Emerald Corporation, a calendar year C corporation, was formed and began operations on July 1, 2011. The following expenses were incurred during the first tax year (July 1 through December 31, 2011) of operations.

  How much income will gramps recognize on the first payment

Gramps is 70 years old and Gram is 65 years old. Gramps paid $97,020 for the contract. How much income will Gramps recognize on the first payment?

  A distribution of cash from the partnership

A partner may make a§754 election if the partner recognizes gain on a distribution of cash from the partnership. a. True b. False

  Prepare the necessary journal entries

Prepare the necessary journal entries for Evergreen for each of the above dates. For transactions involving the sale of merchandise, ignore the entry for the cost of goods sold

  What amount should bob offer lottery winners currently

What amount should Bob offer lottery winners currently, in order for him to be indifferent between the two choices?

  Evaluate the combined income tax rate

Evaluate the combined (state+ federal) income tax rate for XYZ company.
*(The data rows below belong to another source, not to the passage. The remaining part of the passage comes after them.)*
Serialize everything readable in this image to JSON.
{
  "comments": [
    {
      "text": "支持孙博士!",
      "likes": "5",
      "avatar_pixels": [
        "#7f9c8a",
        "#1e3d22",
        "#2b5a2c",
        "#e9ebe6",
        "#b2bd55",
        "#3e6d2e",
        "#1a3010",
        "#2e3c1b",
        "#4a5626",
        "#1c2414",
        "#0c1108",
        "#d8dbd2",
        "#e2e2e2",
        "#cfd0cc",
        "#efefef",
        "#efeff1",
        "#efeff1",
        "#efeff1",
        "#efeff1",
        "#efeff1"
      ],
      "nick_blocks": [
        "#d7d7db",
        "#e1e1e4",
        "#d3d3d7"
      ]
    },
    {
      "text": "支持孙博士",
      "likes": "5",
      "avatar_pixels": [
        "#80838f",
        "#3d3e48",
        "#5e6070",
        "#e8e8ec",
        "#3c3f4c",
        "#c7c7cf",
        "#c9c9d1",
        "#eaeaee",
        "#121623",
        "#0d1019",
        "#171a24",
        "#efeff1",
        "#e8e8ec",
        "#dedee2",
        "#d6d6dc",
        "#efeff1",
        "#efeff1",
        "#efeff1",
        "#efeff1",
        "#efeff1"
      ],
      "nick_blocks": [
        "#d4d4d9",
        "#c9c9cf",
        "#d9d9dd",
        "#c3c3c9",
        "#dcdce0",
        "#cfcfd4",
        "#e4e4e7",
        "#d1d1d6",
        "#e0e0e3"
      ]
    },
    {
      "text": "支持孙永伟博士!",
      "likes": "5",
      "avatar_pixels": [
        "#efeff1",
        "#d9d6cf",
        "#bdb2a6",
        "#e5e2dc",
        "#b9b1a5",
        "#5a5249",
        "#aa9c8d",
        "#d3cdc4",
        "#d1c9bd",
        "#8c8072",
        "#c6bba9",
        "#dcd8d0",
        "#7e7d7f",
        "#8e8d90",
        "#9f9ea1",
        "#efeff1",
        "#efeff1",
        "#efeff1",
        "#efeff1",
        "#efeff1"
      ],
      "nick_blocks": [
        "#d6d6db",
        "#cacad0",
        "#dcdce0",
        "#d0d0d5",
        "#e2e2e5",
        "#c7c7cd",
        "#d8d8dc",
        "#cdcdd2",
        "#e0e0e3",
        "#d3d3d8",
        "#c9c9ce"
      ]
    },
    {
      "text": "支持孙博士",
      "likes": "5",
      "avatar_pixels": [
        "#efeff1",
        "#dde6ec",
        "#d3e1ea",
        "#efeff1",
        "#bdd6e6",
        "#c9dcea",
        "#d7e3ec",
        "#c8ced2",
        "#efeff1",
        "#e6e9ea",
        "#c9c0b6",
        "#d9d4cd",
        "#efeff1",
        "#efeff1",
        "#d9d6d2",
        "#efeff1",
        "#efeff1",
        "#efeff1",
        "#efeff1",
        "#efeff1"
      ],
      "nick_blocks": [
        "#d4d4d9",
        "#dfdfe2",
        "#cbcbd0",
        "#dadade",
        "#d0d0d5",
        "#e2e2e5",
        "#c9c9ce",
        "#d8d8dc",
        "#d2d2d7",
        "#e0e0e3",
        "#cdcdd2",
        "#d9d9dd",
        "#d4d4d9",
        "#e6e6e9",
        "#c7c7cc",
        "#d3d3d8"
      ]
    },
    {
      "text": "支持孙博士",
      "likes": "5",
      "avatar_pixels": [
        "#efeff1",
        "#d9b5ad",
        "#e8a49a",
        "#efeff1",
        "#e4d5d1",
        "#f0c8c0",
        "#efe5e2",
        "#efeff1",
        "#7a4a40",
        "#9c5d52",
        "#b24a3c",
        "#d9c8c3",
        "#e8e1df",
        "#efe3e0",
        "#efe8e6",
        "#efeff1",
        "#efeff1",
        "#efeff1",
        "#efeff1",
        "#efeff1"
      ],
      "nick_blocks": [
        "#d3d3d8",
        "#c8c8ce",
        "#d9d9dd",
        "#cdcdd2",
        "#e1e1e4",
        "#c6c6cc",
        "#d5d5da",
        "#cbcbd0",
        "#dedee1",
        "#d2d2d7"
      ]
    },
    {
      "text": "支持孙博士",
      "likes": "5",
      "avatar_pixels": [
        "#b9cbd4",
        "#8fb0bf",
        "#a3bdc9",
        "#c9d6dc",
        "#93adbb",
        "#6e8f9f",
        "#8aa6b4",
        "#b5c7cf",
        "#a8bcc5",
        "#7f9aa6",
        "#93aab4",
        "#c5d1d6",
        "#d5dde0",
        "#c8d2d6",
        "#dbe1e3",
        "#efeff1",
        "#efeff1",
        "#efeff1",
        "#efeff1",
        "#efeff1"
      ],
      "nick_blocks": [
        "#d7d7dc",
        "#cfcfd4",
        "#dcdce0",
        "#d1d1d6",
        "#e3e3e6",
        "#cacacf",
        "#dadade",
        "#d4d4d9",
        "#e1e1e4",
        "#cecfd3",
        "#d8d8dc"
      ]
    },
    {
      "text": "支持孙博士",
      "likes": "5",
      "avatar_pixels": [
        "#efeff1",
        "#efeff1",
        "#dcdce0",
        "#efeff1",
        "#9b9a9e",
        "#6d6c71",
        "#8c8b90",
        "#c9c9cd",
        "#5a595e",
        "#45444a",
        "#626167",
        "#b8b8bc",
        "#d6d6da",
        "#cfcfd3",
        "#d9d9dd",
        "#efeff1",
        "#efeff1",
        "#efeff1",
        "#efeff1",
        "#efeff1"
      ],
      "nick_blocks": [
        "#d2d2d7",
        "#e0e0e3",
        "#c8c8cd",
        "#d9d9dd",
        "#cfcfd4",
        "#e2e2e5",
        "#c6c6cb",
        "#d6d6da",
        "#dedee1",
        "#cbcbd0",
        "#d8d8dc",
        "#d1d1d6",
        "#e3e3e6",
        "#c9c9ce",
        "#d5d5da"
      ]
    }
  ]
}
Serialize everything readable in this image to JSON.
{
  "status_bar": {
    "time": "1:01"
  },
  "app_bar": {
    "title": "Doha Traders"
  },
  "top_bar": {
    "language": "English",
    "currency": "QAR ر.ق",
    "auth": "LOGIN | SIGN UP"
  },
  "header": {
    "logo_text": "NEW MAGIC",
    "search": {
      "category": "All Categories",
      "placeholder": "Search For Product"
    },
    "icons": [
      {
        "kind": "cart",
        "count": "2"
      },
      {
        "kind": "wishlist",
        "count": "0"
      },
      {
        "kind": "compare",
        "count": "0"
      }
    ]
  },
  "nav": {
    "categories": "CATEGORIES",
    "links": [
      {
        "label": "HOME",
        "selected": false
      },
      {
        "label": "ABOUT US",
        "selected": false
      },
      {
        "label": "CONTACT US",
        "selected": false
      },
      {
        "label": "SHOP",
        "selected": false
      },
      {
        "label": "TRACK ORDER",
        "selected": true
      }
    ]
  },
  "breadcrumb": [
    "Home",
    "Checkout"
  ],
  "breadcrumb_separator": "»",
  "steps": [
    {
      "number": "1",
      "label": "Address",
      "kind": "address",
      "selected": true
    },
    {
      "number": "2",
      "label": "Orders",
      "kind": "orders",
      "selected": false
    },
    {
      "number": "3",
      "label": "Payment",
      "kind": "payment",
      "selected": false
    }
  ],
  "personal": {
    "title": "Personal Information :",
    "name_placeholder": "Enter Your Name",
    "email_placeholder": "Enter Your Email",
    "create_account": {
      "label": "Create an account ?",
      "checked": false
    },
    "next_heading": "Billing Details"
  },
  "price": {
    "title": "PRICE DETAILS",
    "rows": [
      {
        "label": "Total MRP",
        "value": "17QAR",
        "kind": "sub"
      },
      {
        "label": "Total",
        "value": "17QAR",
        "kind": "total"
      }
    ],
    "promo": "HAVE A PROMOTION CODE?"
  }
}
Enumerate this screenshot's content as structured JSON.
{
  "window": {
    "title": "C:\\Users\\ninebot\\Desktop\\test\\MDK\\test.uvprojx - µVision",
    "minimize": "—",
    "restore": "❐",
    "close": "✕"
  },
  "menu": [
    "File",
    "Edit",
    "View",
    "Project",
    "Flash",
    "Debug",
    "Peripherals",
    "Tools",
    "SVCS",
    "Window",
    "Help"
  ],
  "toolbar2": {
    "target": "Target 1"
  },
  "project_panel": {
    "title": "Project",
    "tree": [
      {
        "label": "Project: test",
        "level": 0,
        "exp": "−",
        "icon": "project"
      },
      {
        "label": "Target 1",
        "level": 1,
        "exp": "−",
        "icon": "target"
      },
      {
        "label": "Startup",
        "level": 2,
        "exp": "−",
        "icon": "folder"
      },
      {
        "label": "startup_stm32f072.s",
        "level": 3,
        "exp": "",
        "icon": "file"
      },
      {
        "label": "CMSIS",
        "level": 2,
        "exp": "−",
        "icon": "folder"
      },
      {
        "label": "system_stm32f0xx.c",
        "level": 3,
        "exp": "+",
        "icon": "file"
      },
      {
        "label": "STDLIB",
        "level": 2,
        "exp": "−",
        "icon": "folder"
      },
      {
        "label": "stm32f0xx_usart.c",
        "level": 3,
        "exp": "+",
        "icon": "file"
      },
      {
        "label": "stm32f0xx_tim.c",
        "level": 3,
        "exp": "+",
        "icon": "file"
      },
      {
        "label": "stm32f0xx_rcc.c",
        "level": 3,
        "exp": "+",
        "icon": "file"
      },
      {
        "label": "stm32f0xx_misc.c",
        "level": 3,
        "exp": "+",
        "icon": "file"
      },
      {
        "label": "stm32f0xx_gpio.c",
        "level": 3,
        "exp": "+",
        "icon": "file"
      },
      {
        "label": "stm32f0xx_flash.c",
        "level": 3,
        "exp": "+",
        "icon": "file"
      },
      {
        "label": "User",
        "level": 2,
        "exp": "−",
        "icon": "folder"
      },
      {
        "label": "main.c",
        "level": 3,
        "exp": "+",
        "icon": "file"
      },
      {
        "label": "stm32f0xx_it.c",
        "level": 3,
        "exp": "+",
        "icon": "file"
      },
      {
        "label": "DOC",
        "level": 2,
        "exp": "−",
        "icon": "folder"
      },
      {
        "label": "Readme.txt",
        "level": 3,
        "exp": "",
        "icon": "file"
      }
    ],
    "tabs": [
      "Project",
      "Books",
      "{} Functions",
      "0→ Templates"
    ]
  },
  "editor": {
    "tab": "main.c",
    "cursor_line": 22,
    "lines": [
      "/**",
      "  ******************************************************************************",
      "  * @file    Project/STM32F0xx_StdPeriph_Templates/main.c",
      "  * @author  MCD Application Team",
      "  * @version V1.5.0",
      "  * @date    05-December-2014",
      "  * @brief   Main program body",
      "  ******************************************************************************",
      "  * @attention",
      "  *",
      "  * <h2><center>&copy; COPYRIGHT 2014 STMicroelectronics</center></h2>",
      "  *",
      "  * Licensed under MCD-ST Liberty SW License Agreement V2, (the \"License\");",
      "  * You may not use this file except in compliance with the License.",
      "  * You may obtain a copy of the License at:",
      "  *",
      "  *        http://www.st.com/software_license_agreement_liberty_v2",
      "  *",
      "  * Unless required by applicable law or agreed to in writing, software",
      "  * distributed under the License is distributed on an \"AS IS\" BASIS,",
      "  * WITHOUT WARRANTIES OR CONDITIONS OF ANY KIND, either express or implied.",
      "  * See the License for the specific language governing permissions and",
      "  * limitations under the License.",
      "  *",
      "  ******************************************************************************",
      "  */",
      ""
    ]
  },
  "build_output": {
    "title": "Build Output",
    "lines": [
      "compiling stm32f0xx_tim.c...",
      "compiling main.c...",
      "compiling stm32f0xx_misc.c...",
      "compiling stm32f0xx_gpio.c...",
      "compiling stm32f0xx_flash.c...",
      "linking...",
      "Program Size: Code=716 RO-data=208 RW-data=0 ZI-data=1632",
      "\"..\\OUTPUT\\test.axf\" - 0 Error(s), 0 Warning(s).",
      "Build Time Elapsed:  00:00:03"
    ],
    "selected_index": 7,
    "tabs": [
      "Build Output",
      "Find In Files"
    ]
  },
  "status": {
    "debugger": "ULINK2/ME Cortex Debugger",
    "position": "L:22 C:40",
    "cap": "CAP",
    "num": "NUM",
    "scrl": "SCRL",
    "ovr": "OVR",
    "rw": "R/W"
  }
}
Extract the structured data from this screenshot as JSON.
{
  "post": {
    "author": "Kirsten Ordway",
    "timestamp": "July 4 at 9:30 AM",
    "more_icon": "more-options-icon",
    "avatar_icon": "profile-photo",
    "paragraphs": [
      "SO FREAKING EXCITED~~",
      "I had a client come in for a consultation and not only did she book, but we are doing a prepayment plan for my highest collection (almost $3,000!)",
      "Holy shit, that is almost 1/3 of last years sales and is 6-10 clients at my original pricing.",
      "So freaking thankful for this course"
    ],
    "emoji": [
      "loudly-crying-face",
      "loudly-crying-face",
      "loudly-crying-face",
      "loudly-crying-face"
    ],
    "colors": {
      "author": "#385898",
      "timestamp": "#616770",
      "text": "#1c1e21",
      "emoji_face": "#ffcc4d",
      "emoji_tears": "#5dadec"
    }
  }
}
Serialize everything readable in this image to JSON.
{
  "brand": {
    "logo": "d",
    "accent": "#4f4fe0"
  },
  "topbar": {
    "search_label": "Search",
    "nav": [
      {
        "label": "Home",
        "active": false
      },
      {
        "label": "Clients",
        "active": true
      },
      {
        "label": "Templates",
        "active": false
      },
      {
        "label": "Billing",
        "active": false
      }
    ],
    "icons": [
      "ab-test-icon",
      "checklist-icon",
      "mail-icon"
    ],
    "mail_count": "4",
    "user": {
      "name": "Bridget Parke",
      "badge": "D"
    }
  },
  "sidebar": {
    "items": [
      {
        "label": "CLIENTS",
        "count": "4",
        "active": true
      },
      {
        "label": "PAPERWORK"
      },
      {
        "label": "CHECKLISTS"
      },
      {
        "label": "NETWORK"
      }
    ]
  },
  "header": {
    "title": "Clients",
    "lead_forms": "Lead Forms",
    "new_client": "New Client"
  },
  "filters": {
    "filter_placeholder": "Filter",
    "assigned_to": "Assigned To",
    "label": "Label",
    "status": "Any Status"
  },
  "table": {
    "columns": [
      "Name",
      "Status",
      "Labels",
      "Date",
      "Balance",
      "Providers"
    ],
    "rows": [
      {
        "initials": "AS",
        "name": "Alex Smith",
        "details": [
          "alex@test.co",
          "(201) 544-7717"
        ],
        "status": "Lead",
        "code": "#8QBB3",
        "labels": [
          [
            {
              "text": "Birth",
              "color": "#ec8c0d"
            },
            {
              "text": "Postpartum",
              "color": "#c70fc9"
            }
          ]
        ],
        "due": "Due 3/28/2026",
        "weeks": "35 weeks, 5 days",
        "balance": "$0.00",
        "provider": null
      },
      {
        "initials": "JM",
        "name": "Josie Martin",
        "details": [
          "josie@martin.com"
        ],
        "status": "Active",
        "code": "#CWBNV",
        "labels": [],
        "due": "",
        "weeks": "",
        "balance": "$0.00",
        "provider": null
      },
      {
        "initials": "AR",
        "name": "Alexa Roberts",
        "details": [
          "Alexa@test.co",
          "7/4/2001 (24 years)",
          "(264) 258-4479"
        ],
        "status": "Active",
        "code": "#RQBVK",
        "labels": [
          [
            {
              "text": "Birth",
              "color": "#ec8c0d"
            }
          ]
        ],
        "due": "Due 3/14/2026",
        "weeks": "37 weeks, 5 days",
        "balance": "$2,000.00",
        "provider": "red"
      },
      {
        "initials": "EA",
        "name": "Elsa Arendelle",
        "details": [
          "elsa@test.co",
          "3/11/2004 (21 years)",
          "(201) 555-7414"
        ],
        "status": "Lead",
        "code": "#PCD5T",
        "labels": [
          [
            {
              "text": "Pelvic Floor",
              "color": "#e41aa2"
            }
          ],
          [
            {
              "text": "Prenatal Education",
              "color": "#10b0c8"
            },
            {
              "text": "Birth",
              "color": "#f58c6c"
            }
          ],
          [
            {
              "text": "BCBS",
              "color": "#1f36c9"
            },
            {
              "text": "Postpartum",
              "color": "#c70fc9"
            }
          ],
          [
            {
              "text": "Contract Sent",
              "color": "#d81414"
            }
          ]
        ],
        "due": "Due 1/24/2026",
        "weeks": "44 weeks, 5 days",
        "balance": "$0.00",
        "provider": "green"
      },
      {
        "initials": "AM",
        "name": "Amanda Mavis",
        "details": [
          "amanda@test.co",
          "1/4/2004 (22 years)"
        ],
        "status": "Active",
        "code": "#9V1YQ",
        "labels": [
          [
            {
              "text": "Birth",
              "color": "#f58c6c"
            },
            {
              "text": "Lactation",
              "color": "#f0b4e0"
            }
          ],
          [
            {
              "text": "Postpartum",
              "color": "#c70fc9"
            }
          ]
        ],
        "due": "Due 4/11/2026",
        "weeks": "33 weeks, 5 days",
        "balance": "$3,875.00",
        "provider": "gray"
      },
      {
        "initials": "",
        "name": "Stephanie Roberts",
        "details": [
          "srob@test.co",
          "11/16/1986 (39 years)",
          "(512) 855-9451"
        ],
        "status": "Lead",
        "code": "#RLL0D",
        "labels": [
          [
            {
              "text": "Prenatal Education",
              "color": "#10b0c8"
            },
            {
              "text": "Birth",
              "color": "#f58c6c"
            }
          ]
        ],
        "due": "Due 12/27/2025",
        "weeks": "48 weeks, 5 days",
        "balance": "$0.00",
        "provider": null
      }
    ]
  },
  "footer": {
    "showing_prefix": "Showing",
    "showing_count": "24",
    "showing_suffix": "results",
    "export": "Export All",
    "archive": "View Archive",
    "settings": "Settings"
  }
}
Use this rate for evaluating after tax cash flows and evaluate the after tax cash flow for this investment. Make adjustment in the DDB depreciation charges if required in any y..

  What are the tax implications of these two alternatives

What are the tax implications of these two alternatives?

  Compare paiges current income tax

Required: Compare Paige current income tax assuming she operates the business as a proprietorship, an S corporation, and a C corporation. Ignore payroll and other taxes.

  It is now april 2012 and your client mrs k has come to you

it is now april 2012 and your client mrs. k has come to you for tax advice. mrs. k is 60 years old is married and has

  Prepare an amortization schedule

.Manufacturers Southern leased high tech electronic equipment from Edison Leasing on January 1, 2013.

  Aviss taxable income for the year is 300000 and bests

aviss taxable income for the year is 300000 and bests taxable income for the year is 425000. for each of the scenarios

Free Assignment Quote

Assured A++ Grade

Get guaranteed satisfaction & time on delivery in every assignment order you paid with us! We ensure premium quality solution document along with free turntin report!